Propane prices have been lowering recently and that is great thing for propane retailers and their customers. It will probably come as a surprise that propane has become a more expensive Btu over the summer, relatively speaking.
The chart above shows propane’s relative value to West Texas Intermediate (WTI) crude. The chart plots a percentage relationship between the value of WTI crude and Mont Belvieu propane. Through much of the summer and fall of 2015 (blue line), propane set new five-year low relative values to WTI crude. In June of last year, Mont Belvieu propane fell to just 25 percent of WTI crude. Keep in mind that before the shale gas revolution, propane traditionally traded around 75 percent of WTI crude.
However, throughout almost all of 2016, propane has traded above last year, near the five-year average relative value to crude. Propane’s relative value took a hit in the third quarter as propane exports dropped. In fact, values came near where they were in 2015.
Relative value started rising at the beginning of the fourth quarter with the help of crop drying and improving exports. A drop in crude prices starting in mid-October that propane lagged helped push relative value above the five-year average. However, the relative value has been falling sharply in recent days as the drop in crude prices slows. Even as crude’s downtrend slowed, propane’s prices kept falling as a lack of winter weather maintained a bearish undercurrent in propane markets.

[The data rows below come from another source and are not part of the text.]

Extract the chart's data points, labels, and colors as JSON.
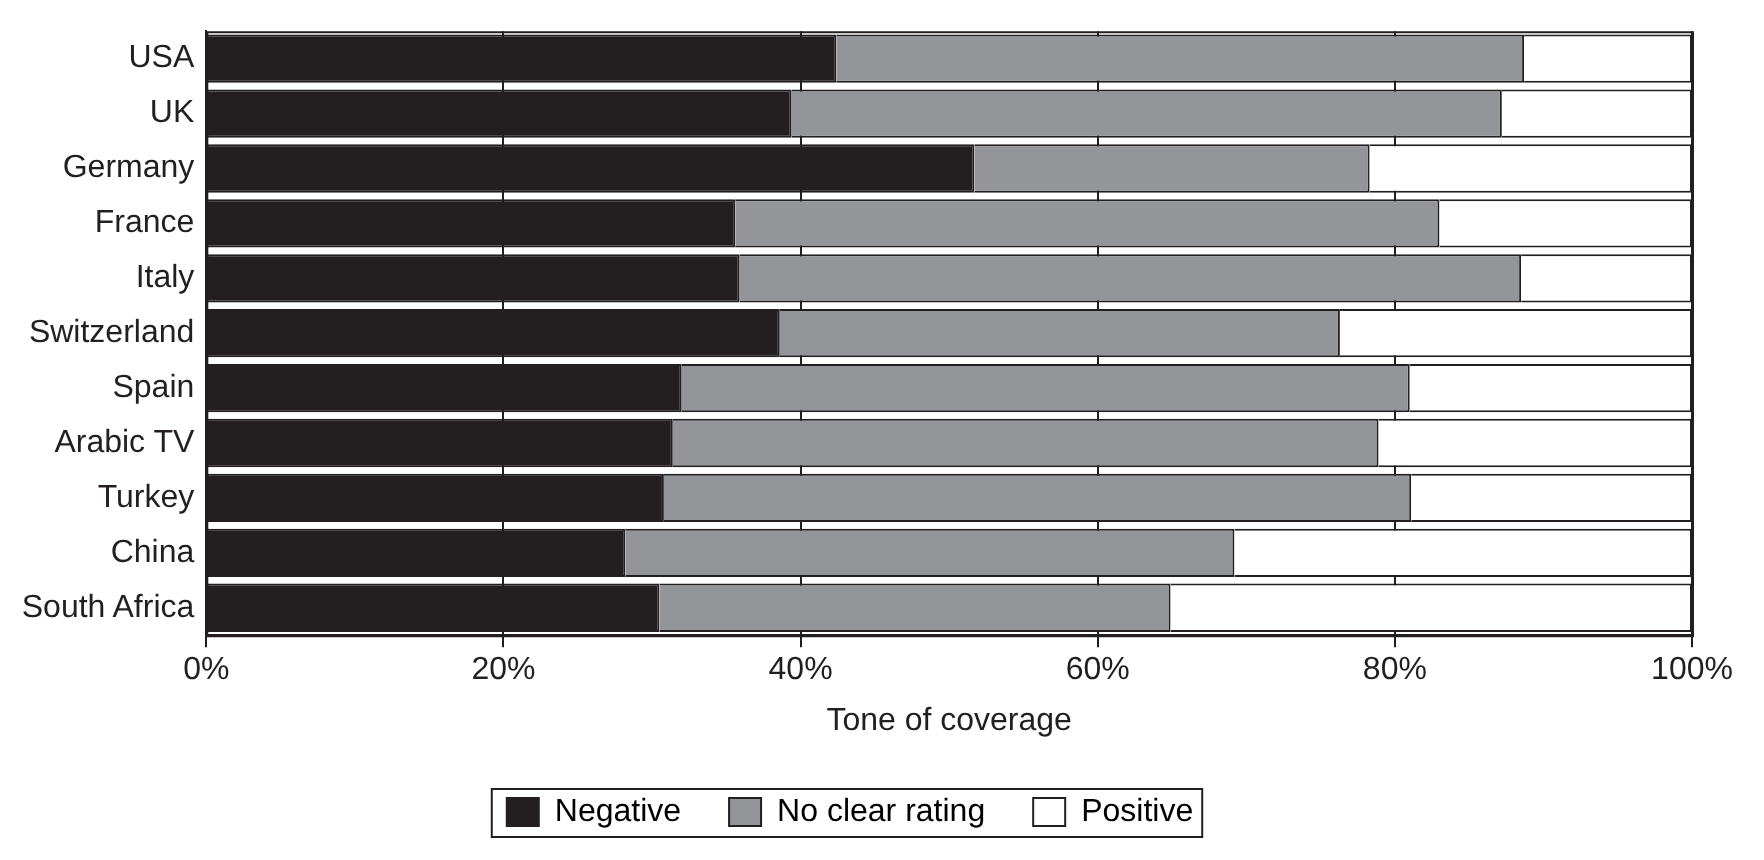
{
  "chart_data": {
    "type": "bar",
    "orientation": "horizontal",
    "stacked": true,
    "xlabel": "Tone of coverage",
    "categories": [
      "USA",
      "UK",
      "Germany",
      "France",
      "Italy",
      "Switzerland",
      "Spain",
      "Arabic TV",
      "Turkey",
      "China",
      "South Africa"
    ],
    "series": [
      {
        "name": "Negative",
        "color": "#231f20",
        "values": [
          42.4,
          39.4,
          51.7,
          35.6,
          35.9,
          38.6,
          32.0,
          31.4,
          30.8,
          28.2,
          30.5
        ]
      },
      {
        "name": "No clear rating",
        "color": "#939598",
        "values": [
          46.3,
          47.8,
          26.6,
          47.4,
          52.6,
          37.7,
          49.0,
          47.5,
          50.3,
          41.0,
          34.4
        ]
      },
      {
        "name": "Positive",
        "color": "#ffffff",
        "values": [
          11.3,
          12.8,
          21.7,
          17.0,
          11.5,
          23.7,
          19.0,
          21.1,
          18.9,
          30.8,
          35.1
        ]
      }
    ],
    "xlim": [
      0,
      100
    ],
    "xticks": [
      {
        "value": 0,
        "label": "0%"
      },
      {
        "value": 20,
        "label": "20%"
      },
      {
        "value": 40,
        "label": "40%"
      },
      {
        "value": 60,
        "label": "60%"
      },
      {
        "value": 80,
        "label": "80%"
      },
      {
        "value": 100,
        "label": "100%"
      }
    ],
    "grid": "x",
    "legend": "bottom"
  }
}
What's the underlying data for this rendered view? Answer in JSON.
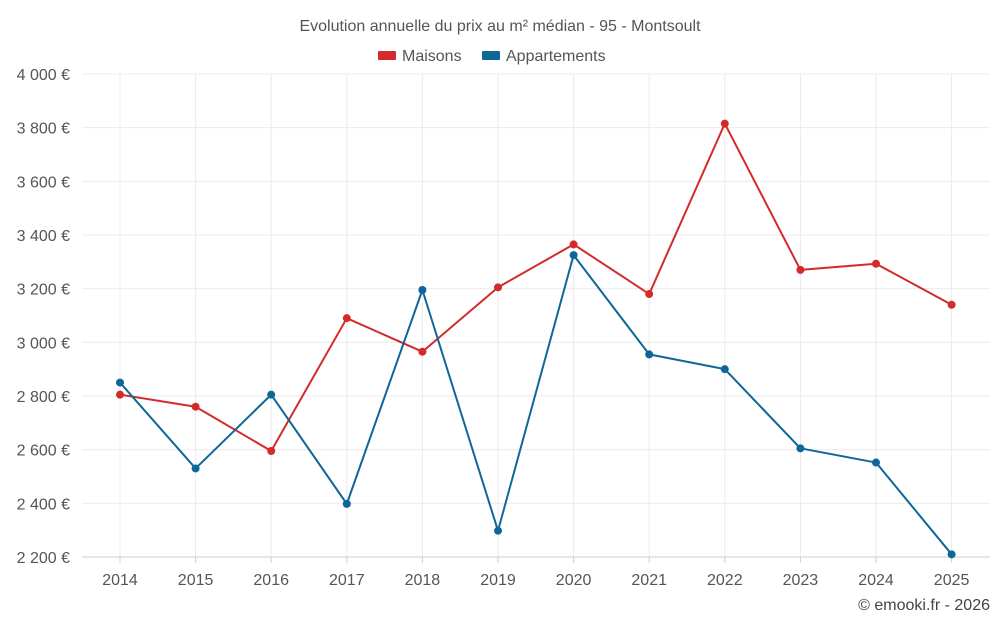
{
  "chart_data": {
    "type": "line",
    "title": "Evolution annuelle du prix au m² médian - 95 - Montsoult",
    "categories": [
      "2014",
      "2015",
      "2016",
      "2017",
      "2018",
      "2019",
      "2020",
      "2021",
      "2022",
      "2023",
      "2024",
      "2025"
    ],
    "series": [
      {
        "name": "Maisons",
        "color": "#d32b2b",
        "values": [
          2805,
          2760,
          2595,
          3090,
          2965,
          3205,
          3365,
          3180,
          3815,
          3270,
          3293,
          3140
        ]
      },
      {
        "name": "Appartements",
        "color": "#0e6798",
        "values": [
          2850,
          2530,
          2805,
          2398,
          3195,
          2298,
          3325,
          2955,
          2900,
          2605,
          2552,
          2210
        ]
      }
    ],
    "ylim": [
      2200,
      4000
    ],
    "yticks": [
      2200,
      2400,
      2600,
      2800,
      3000,
      3200,
      3400,
      3600,
      3800,
      4000
    ],
    "ytick_labels": [
      "2 200 €",
      "2 400 €",
      "2 600 €",
      "2 800 €",
      "3 000 €",
      "3 200 €",
      "3 400 €",
      "3 600 €",
      "3 800 €",
      "4 000 €"
    ],
    "xlabel": "",
    "ylabel": "",
    "legend_position": "top-center",
    "grid": true
  },
  "credit": "© emooki.fr - 2026"
}
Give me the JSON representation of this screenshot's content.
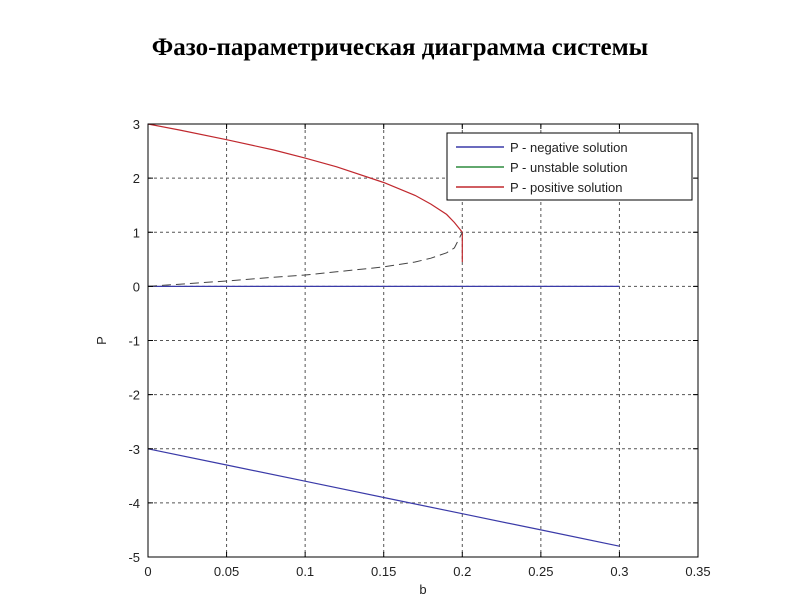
{
  "slide": {
    "title": "Фазо-параметрическая диаграмма системы"
  },
  "chart_data": {
    "type": "line",
    "title": "",
    "xlabel": "b",
    "ylabel": "P",
    "xlim": [
      0,
      0.35
    ],
    "ylim": [
      -5,
      3
    ],
    "xticks": [
      0,
      0.05,
      0.1,
      0.15,
      0.2,
      0.25,
      0.3,
      0.35
    ],
    "xtick_labels": [
      "0",
      "0.05",
      "0.1",
      "0.15",
      "0.2",
      "0.25",
      "0.3",
      "0.35"
    ],
    "yticks": [
      -5,
      -4,
      -3,
      -2,
      -1,
      0,
      1,
      2,
      3
    ],
    "ytick_labels": [
      "-5",
      "-4",
      "-3",
      "-2",
      "-1",
      "0",
      "1",
      "2",
      "3"
    ],
    "grid": true,
    "legend_position": "top-right",
    "series": [
      {
        "name": "P - negative solution",
        "color": "#3a3aa8",
        "segments": [
          {
            "x": [
              0,
              0.3
            ],
            "y": [
              0,
              0
            ]
          },
          {
            "x": [
              0,
              0.05,
              0.1,
              0.15,
              0.2,
              0.25,
              0.3
            ],
            "y": [
              -3,
              -3.3,
              -3.6,
              -3.9,
              -4.2,
              -4.5,
              -4.8
            ]
          }
        ]
      },
      {
        "name": "P - unstable solution",
        "color": "#2e8b3e",
        "dash": true,
        "segments": [
          {
            "x": [
              0,
              0.02,
              0.05,
              0.08,
              0.1,
              0.12,
              0.15,
              0.17,
              0.18,
              0.19,
              0.195,
              0.2
            ],
            "y": [
              0,
              0.04,
              0.1,
              0.17,
              0.21,
              0.27,
              0.36,
              0.45,
              0.52,
              0.62,
              0.71,
              1.0
            ]
          }
        ]
      },
      {
        "name": "P - positive solution",
        "color": "#c0282e",
        "segments": [
          {
            "x": [
              0,
              0.02,
              0.05,
              0.08,
              0.1,
              0.12,
              0.15,
              0.17,
              0.18,
              0.19,
              0.195,
              0.2
            ],
            "y": [
              3,
              2.89,
              2.71,
              2.52,
              2.37,
              2.21,
              1.92,
              1.68,
              1.52,
              1.33,
              1.18,
              1.0
            ]
          },
          {
            "x": [
              0.2,
              0.2
            ],
            "y": [
              1.0,
              0.45
            ]
          }
        ]
      }
    ]
  }
}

Propane has improved in relative value, thus becoming a more expensive Btu since last year, primarily on the increase in export capacity in the United States. It is not coincidental that propane started becoming a more expensive Btu after last December when Enterprise finished a major expansion of its propane export facility. Essentially, all the new export capacity has eliminated a bottleneck for propane, allowing its value to more accurately reflect the global market for propane.
More export capacity has been added this year. Another 150,000 barrels per day of capacity has been completed, which is a little more than the rate of increase in U.S. propane production. For the longest time, U.S. propane production was way out ahead of infrastructure projects to handle it, but that is no longer the case. If the world needs U.S. propane, the export capacity is available to fulfill the demand.